KREIS: Verunsicherte Schließfachkunden
Veröffentlicht: Mittwoch, 07.01.2026 07:20
Banken im Kreis Coesfeld beantworten in diesen Tagen vermehrt Rückfragen zu Schließfächern. Hintergrund sind der millionenschwere Raub in Gelsenkirchen und weitere Fälle aufgebrochener Schließfächer in NRW.

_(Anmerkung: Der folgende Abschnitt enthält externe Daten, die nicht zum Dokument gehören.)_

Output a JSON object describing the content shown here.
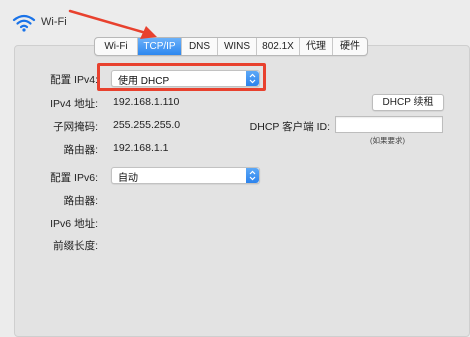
{
  "header": {
    "title": "Wi-Fi",
    "icon": "wifi-icon"
  },
  "tabs": [
    {
      "label": "Wi-Fi",
      "active": false
    },
    {
      "label": "TCP/IP",
      "active": true
    },
    {
      "label": "DNS",
      "active": false
    },
    {
      "label": "WINS",
      "active": false
    },
    {
      "label": "802.1X",
      "active": false
    },
    {
      "label": "代理",
      "active": false
    },
    {
      "label": "硬件",
      "active": false
    }
  ],
  "ipv4": {
    "config_label": "配置 IPv4:",
    "config_value": "使用 DHCP",
    "address_label": "IPv4 地址:",
    "address_value": "192.168.1.110",
    "subnet_label": "子网掩码:",
    "subnet_value": "255.255.255.0",
    "router_label": "路由器:",
    "router_value": "192.168.1.1"
  },
  "dhcp": {
    "renew_button": "DHCP 续租",
    "client_id_label": "DHCP 客户端 ID:",
    "client_id_value": "",
    "client_id_hint": "(如果要求)"
  },
  "ipv6": {
    "config_label": "配置 IPv6:",
    "config_value": "自动",
    "router_label": "路由器:",
    "address_label": "IPv6 地址:",
    "prefix_label": "前缀长度:"
  },
  "colors": {
    "accent": "#2d87ef",
    "annotation": "#e8412e"
  }
}
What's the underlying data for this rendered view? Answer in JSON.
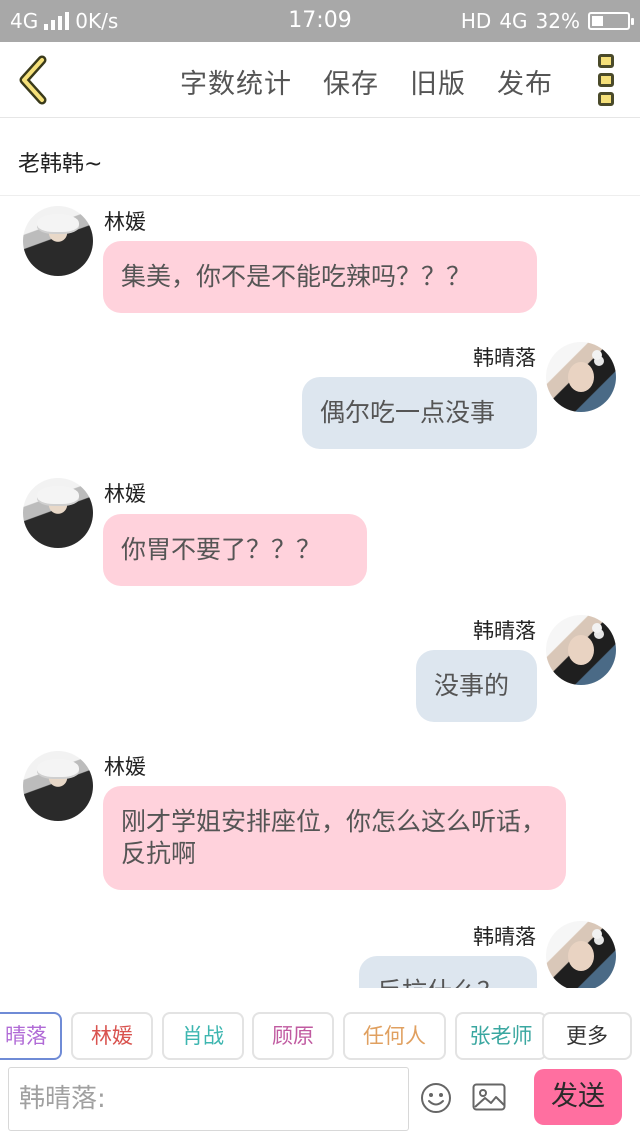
{
  "status_bar": {
    "network": "4G",
    "speed": "0K/s",
    "time": "17:09",
    "hd": "HD",
    "network_right": "4G",
    "battery": "32%",
    "battery_level": 0.32
  },
  "toolbar": {
    "back_icon": "chevron-left-icon",
    "actions": [
      "字数统计",
      "保存",
      "旧版",
      "发布"
    ],
    "menu_icon": "more-vertical-icon",
    "accent_color": "#f5e07a"
  },
  "chat_title": "老韩韩~",
  "messages": [
    {
      "side": "left",
      "name": "林媛",
      "text": "集美，你不是不能吃辣吗？？？"
    },
    {
      "side": "right",
      "name": "韩晴落",
      "text": "偶尔吃一点没事"
    },
    {
      "side": "left",
      "name": "林媛",
      "text": "你胃不要了？？？"
    },
    {
      "side": "right",
      "name": "韩晴落",
      "text": "没事的"
    },
    {
      "side": "left",
      "name": "林媛",
      "text": "刚才学姐安排座位，你怎么这么听话，反抗啊"
    },
    {
      "side": "right",
      "name": "韩晴落",
      "text": "反抗什么？"
    }
  ],
  "colors": {
    "left_bubble": "#ffd2dc",
    "right_bubble": "#dde6ef",
    "send_button": "#ff6fa0"
  },
  "chips": [
    {
      "label": "晴落",
      "color": "#b06ad6",
      "selected": true
    },
    {
      "label": "林媛",
      "color": "#d9534f"
    },
    {
      "label": "肖战",
      "color": "#3db6b0"
    },
    {
      "label": "顾原",
      "color": "#c05aa0"
    },
    {
      "label": "任何人",
      "color": "#e0a060"
    },
    {
      "label": "张老师",
      "color": "#3aa7a0"
    },
    {
      "label": "更多",
      "color": "#333333"
    }
  ],
  "input": {
    "placeholder": "韩晴落:",
    "emoji_icon": "emoji-icon",
    "image_icon": "image-icon",
    "send_label": "发送"
  }
}
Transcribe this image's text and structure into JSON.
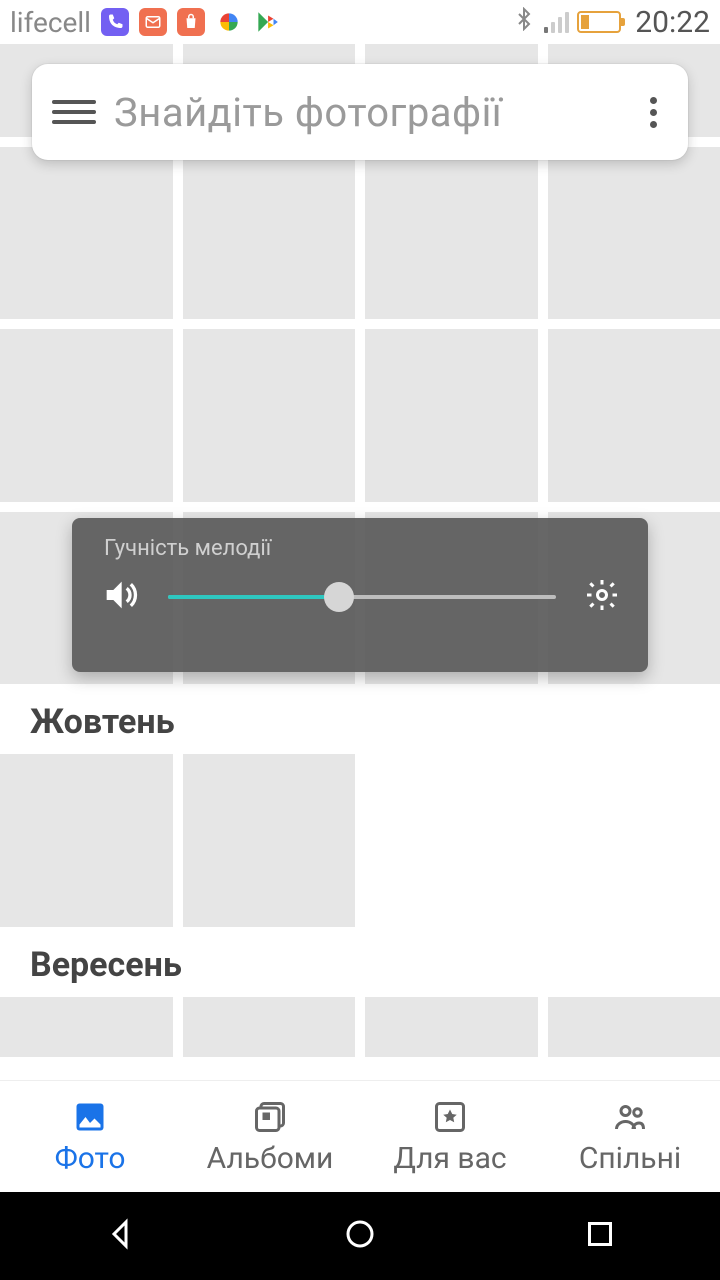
{
  "status": {
    "carrier": "lifecell",
    "time": "20:22"
  },
  "search": {
    "placeholder": "Знайдіть фотографії"
  },
  "volume": {
    "label": "Гучність мелодії",
    "percent": 44
  },
  "sections": {
    "october": "Жовтень",
    "september": "Вересень"
  },
  "tabs": {
    "photos": "Фото",
    "albums": "Альбоми",
    "foryou": "Для вас",
    "shared": "Спільні"
  }
}
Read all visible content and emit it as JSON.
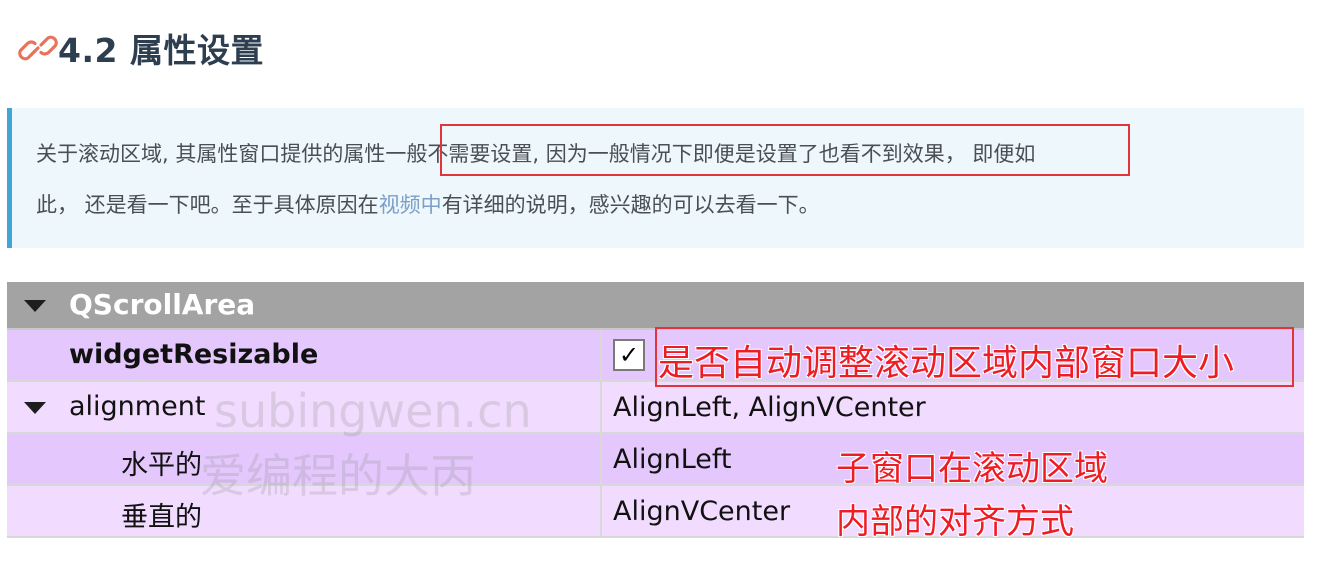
{
  "heading": {
    "text": "4.2 属性设置",
    "icon": "link-icon",
    "icon_color": "#e8735a"
  },
  "quote": {
    "line1": "关于滚动区域, 其属性窗口提供的属性一般不需要设置, 因为一般情况下即便是设置了也看不到效果，  即便如",
    "line2_before": "此，  还是看一下吧。至于具体原因在",
    "line2_link": "视频中",
    "line2_after": "有详细的说明，感兴趣的可以去看一下。",
    "accent_color": "#42a5d8",
    "highlight_color": "#e0353b"
  },
  "property_table": {
    "class_name": "QScrollArea",
    "rows": [
      {
        "name": "widgetResizable",
        "value": "",
        "checked": true,
        "checkmark": "✓"
      },
      {
        "name": "alignment",
        "value": "AlignLeft, AlignVCenter",
        "expanded": true
      },
      {
        "name": "水平的",
        "value": "AlignLeft"
      },
      {
        "name": "垂直的",
        "value": "AlignVCenter"
      }
    ],
    "header_color": "#a3a3a3",
    "row_colors": [
      "#e3c7fd",
      "#f1dcff"
    ]
  },
  "annotations": {
    "a1": "是否自动调整滚动区域内部窗口大小",
    "a2": "子窗口在滚动区域",
    "a3": "内部的对齐方式",
    "color": "#ee1d24"
  },
  "watermark": {
    "line1": "subingwen.cn",
    "line2": "爱编程的大丙"
  }
}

Die Volksbank und die Sparkasse Westmünsterland versichern, dass sie ihre Sicherheitskonzepte regelmäßig überprüfen und bei Bedarf nachbessern. Kunden empfehlen sie zu dokumentieren, was sich im Schließfach befindet - beispielsweise durch Fotos. Bei wichtigen Dokumenten sei es sinnvoll eine Kopie getrennt aufzubewahren, bei wertvollem Schmuck Kaufbelege oder Gutachten. Das erleichtere im Fall der Fälle Versicherungs-Ansprüche geltend zu machen. Was genau bis zu welchem Wert versichert ist, steht in den Mietbedingungen. Kunden sollten prüfen, ob das für ihre Wertgegenstände ausreicht und im Zweifelsfall nachfragen. Im Falle des spektakulären Einbruchs in Gelsenkirchen hat die Polizei am Dienstag die betroffene Sparkassenfiliale durchsucht. Es ginge beispielsweise um die Frage, welche Mitarbeiter Zugang zum Tresorraum hatten, sagt die Polizei und stellt aber klar: Einen Verdacht gegen irgendwen habe sie nicht. Es gehe vor allem um Sicherung von Daten und Beweismaterial, sagt die Polizei. Kommende Woche Dienstag soll der spektakuläre Bankraub in Gelsenkirchen Thema in einer Sondersitzung des Innenausschusses im Landtag sein.